Hi Duy,
On 14/05/2019 11:53, Duy Nguyen wrote:
On Tue, May 14, 2019 at 5:33 PM Philip Oakley <philipoakley@xxxxxxx> wrote:
Hi Ulrich,
On 14/05/2019 11:12, Duy Nguyen wrote:
Then I foundhttps://stackoverflow.com/questions/10312521/how-to-fetch-all-git-branches which handles the subject...
But still the most common solution there still looks like an ugly hack.
Thus I suggest to improve the man-pages (unless done already)
Yeah I expected to see at least some definition of remote-tracking
branches (vs local ones) but I didn't see one. Room for improvement.

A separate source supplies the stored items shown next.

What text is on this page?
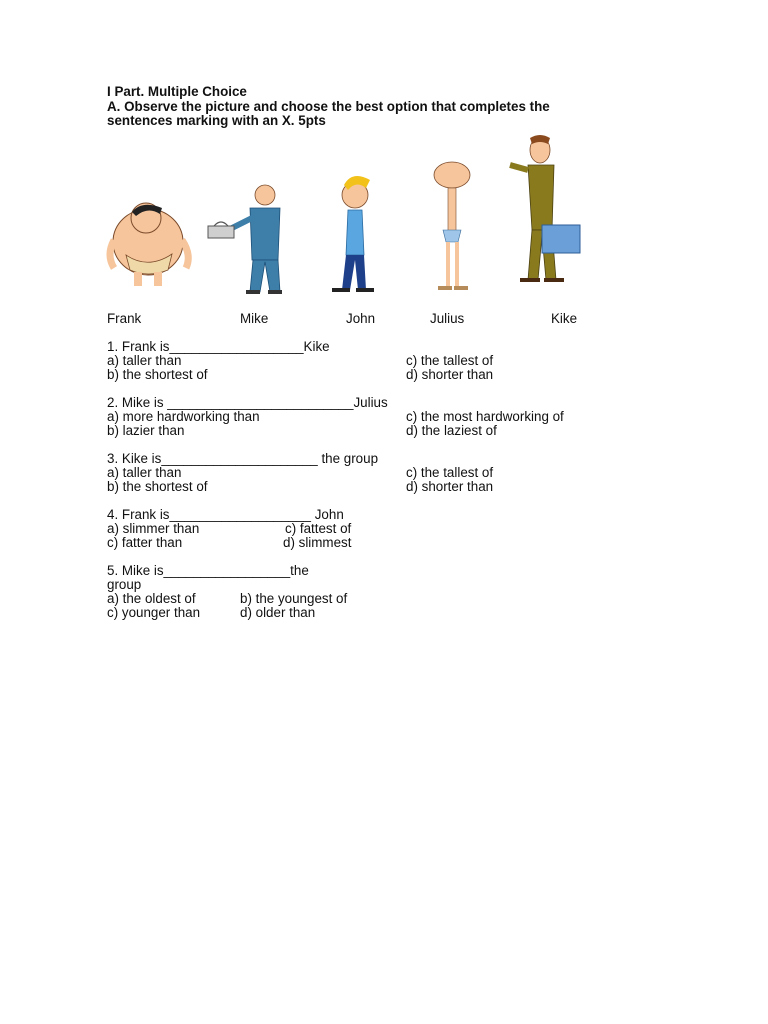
I Part. Multiple Choice
A. Observe the picture and choose the best option that completes the
sentences marking with an X. 5pts
Frank	Mike	John	Julius	Kike
1. Frank is__________________Kike
a) taller than	c) the tallest of
b) the shortest of	d) shorter than
2. Mike is _________________________Julius
a) more hardworking than	c) the most hardworking of
b) lazier than	d) the laziest of
3. Kike is_____________________ the group
a) taller than	c) the tallest of
b) the shortest of	d) shorter than
4. Frank is___________________ John
a) slimmer than	c) fattest of
c) fatter than	d) slimmest
5. Mike is_________________the
group
a) the oldest of	b) the youngest of
c) younger than	d) older than
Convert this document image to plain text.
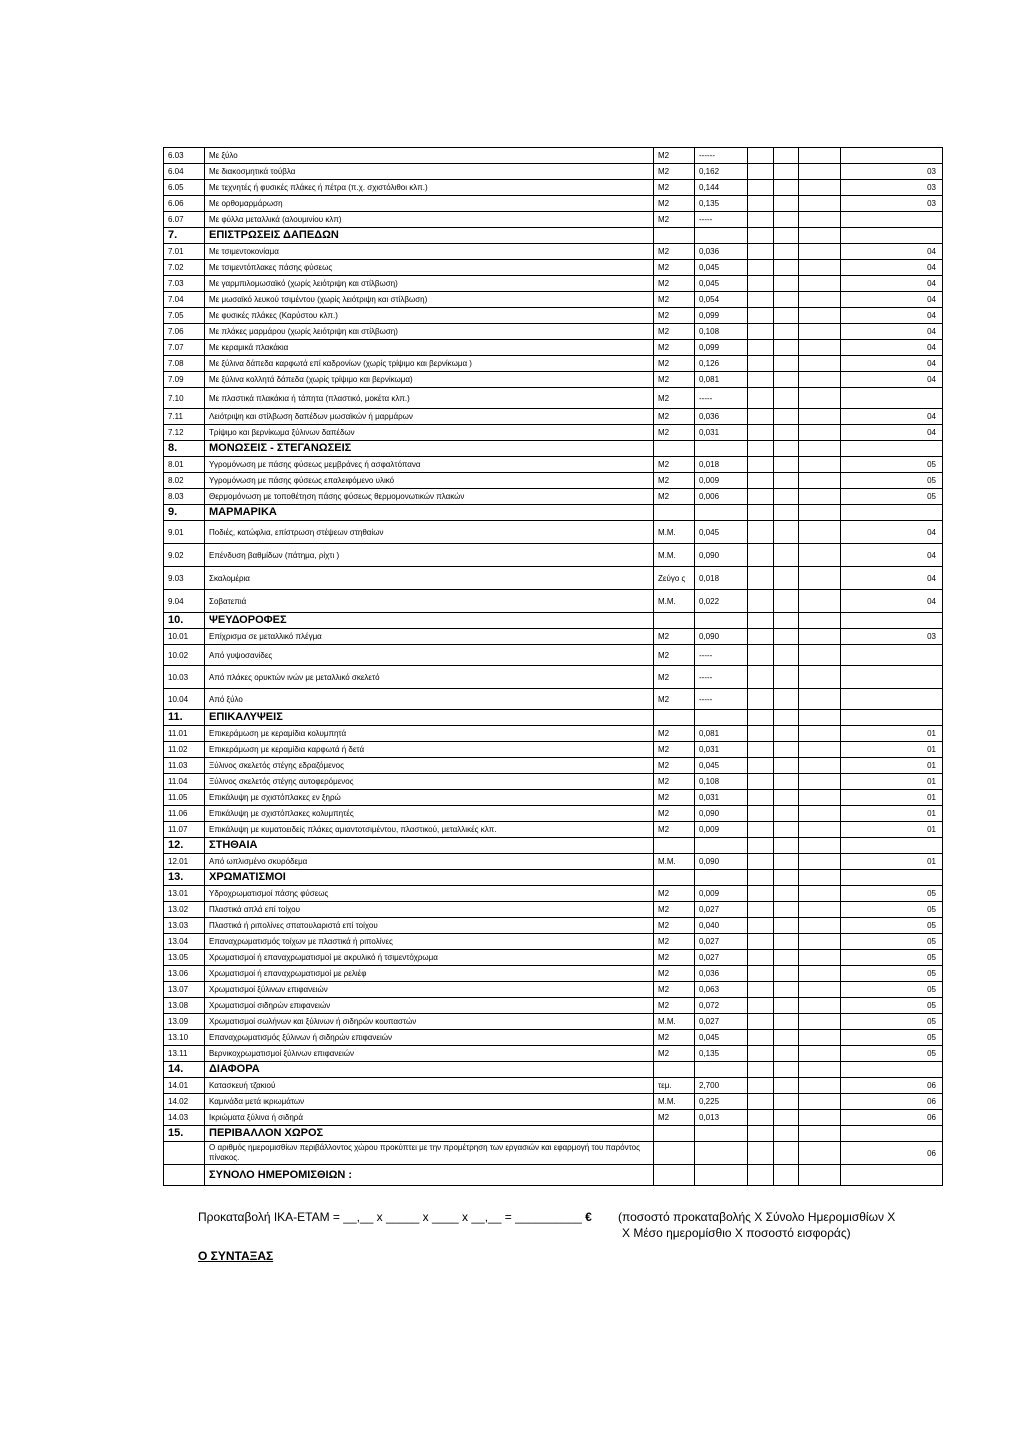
6.03	Με ξύλο	Μ2	------				
6.04	Με διακοσμητικά τούβλα	Μ2	0,162				03
6.05	Με τεχνητές ή φυσικές πλάκες ή πέτρα (π.χ. σχιστόλιθοι κλπ.)	Μ2	0,144				03
6.06	Με ορθομαρμάρωση	Μ2	0,135				03
6.07	Με φύλλα μεταλλικά (αλουμινίου κλπ)	Μ2	-----				
7.	ΕΠΙΣΤΡΩΣΕΙΣ ΔΑΠΕΔΩΝ						
7.01	Με τσιμεντοκονίαμα	Μ2	0,036				04
7.02	Με τσιμεντόπλακες πάσης φύσεως	Μ2	0,045				04
7.03	Με γαρμπιλομωσαϊκό (χωρίς λειότριψη και στίλβωση)	Μ2	0,045				04
7.04	Με μωσαϊκό λευκού τσιμέντου (χωρίς λειότριψη και στίλβωση)	Μ2	0,054				04
7.05	Με φυσικές πλάκες (Καρύστου κλπ.)	Μ2	0,099				04
7.06	Με πλάκες μαρμάρου (χωρίς λειότριψη και στίλβωση)	Μ2	0,108				04
7.07	Με κεραμικά πλακάκια	Μ2	0,099				04
7.08	Με ξύλινα δάπεδα καρφωτά επί καδρονίων (χωρίς τρίψιμο και βερνίκωμα )	Μ2	0,126				04
7.09	Με ξύλινα κολλητά δάπεδα (χωρίς τρίψιμο και βερνίκωμα)	Μ2	0,081				04
7.10	Με πλαστικά πλακάκια ή τάπητα (πλαστικό, μοκέτα κλπ.)	Μ2	-----				
7.11	Λειότριψη και στίλβωση δαπέδων μωσαϊκών ή μαρμάρων	Μ2	0,036				04
7.12	Τρίψιμο και βερνίκωμα ξύλινων δαπέδων	Μ2	0,031				04
8.	ΜΟΝΩΣΕΙΣ - ΣΤΕΓΑΝΩΣΕΙΣ						
8.01	Υγρομόνωση με πάσης φύσεως μεμβράνες ή ασφαλτόπανα	Μ2	0,018				05
8.02	Υγρομόνωση με πάσης φύσεως επαλειφόμενο υλικό	Μ2	0,009				05
8.03	Θερμομόνωση με τοποθέτηση πάσης φύσεως θερμομονωτικών πλακών	Μ2	0,006				05
9.	ΜΑΡΜΑΡΙΚΑ						
9.01	Ποδιές, κατώφλια, επίστρωση στέψεων στηθαίων	Μ.Μ.	0,045				04
9.02	Επένδυση βαθμίδων (πάτημα, ρίχτι )	Μ.Μ.	0,090				04
9.03	Σκαλομέρια	Ζεύγο ς	0,018				04
9.04	Σοβατεπιά	Μ.Μ.	0,022				04
10.	ΨΕΥΔΟΡΟΦΕΣ						
10.01	Επίχρισμα σε μεταλλικό πλέγμα	Μ2	0,090				03
10.02	Από γυψοσανίδες	Μ2	-----				
10.03	Από πλάκες ορυκτών ινών με μεταλλικό σκελετό	Μ2	-----				
10.04	Από ξύλο	Μ2	-----				
11.	ΕΠΙΚΑΛΥΨΕΙΣ						
11.01	Επικεράμωση με κεραμίδια κολυμπητά	Μ2	0,081				01
11.02	Επικεράμωση με κεραμίδια καρφωτά ή δετά	Μ2	0,031				01
11.03	Ξύλινος σκελετός στέγης εδραζόμενος	Μ2	0,045				01
11.04	Ξύλινος σκελετός στέγης αυτοφερόμενος	Μ2	0,108				01
11.05	Επικάλυψη με σχιστόπλακες εν ξηρώ	Μ2	0,031				01
11.06	Επικάλυψη με σχιστόπλακες κολυμπητές	Μ2	0,090				01
11.07	Επικάλυψη με κυματοειδείς πλάκες αμιαντοτσιμέντου, πλαστικού, μεταλλικές κλπ.	Μ2	0,009				01
12.	ΣΤΗΘΑΙΑ						
12.01	Από ωπλισμένο σκυρόδεμα	Μ.Μ.	0,090				01
13.	ΧΡΩΜΑΤΙΣΜΟΙ						
13.01	Υδροχρωματισμοί πάσης φύσεως	Μ2	0,009				05
13.02	Πλαστικά απλά επί τοίχου	Μ2	0,027				05
13.03	Πλαστικά ή ριπολίνες σπατουλαριστά επί τοίχου	Μ2	0,040				05
13.04	Επαναχρωματισμός τοίχων με πλαστικά ή ριπολίνες	Μ2	0,027				05
13.05	Χρωματισμοί ή επαναχρωματισμοί με ακρυλικό ή τσιμεντόχρωμα	Μ2	0,027				05
13.06	Χρωματισμοί ή επαναχρωματισμοί με ρελιέφ	Μ2	0,036				05
13.07	Χρωματισμοί ξύλινων επιφανειών	Μ2	0,063				05
13.08	Χρωματισμοί σιδηρών επιφανειών	Μ2	0,072				05
13.09	Χρωματισμοί σωλήνων και ξύλινων ή σιδηρών κουπαστών	Μ.Μ.	0,027				05
13.10	Επαναχρωματισμός ξύλινων ή σιδηρών επιφανειών	Μ2	0,045				05
13.11	Βερνικοχρωματισμοί ξύλινων επιφανειών	Μ2	0,135				05
14.	ΔΙΑΦΟΡΑ						
14.01	Κατασκευή τζακιού	τεμ.	2,700				06
14.02	Καμινάδα μετά ικριωμάτων	Μ.Μ.	0,225				06
14.03	Ικριώματα ξύλινα ή σιδηρά	Μ2	0,013				06
15.	ΠΕΡΙΒΑΛΛΟΝ ΧΩΡΟΣ						
	Ο αριθμός ημερομισθίων περιβάλλοντος χώρου προκύπτει με την προμέτρηση των εργασιών και εφαρμογή του παρόντος πίνακος.						06
	ΣΥΝΟΛΟ ΗΜΕΡΟΜΙΣΘΙΩΝ :						
Προκαταβολή ΙΚΑ-ΕΤΑΜ = __,__ x _____ x ____ x __,__ = __________ €	(ποσοστό προκαταβολής Χ Σύνολο Ημερομισθίων Χ
Χ Μέσο ημερομίσθιο Χ ποσοστό εισφοράς)
Ο ΣΥΝΤΑΞΑΣ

Yes, the 'remote tracking branch' name [RTB] is very 'French' in its
backwardness (see NATO/OTAN).
The name is not that bad to me.
It was something that I struggled with initially, and its sounds like
Ulrich had a similar issue.
I expect that those who grow up with the development of Git have an
organic knowledge that is deeply rooted so the terms will be solidly
founded for them (along with many other terms and implementation details
that catch me out ;-).
It is a 'branch which tracks a remote', and it is has the 'last time I
looked' state of the branch that is on the remote server, which may
have, by now, advanced or changed.
So you need to have the three distinct views in your head of 'My branch,
held locally', 'my copy of Their branch, from when I last looked', and
'Their branch, on a remote server, in a state I haven't seen recently'.
What I was looking for is this. I don't think we have something like
this in the man pages (I only checked a few though) and not even sure
where it should be if it should be added to the man pages, git-branch?
git-remote? git-fetch? git-branch.txt might be the best place because
this is still about branches.
At the moment its in `git help glossary`, but could be improved, and
references to it given in the various man pages.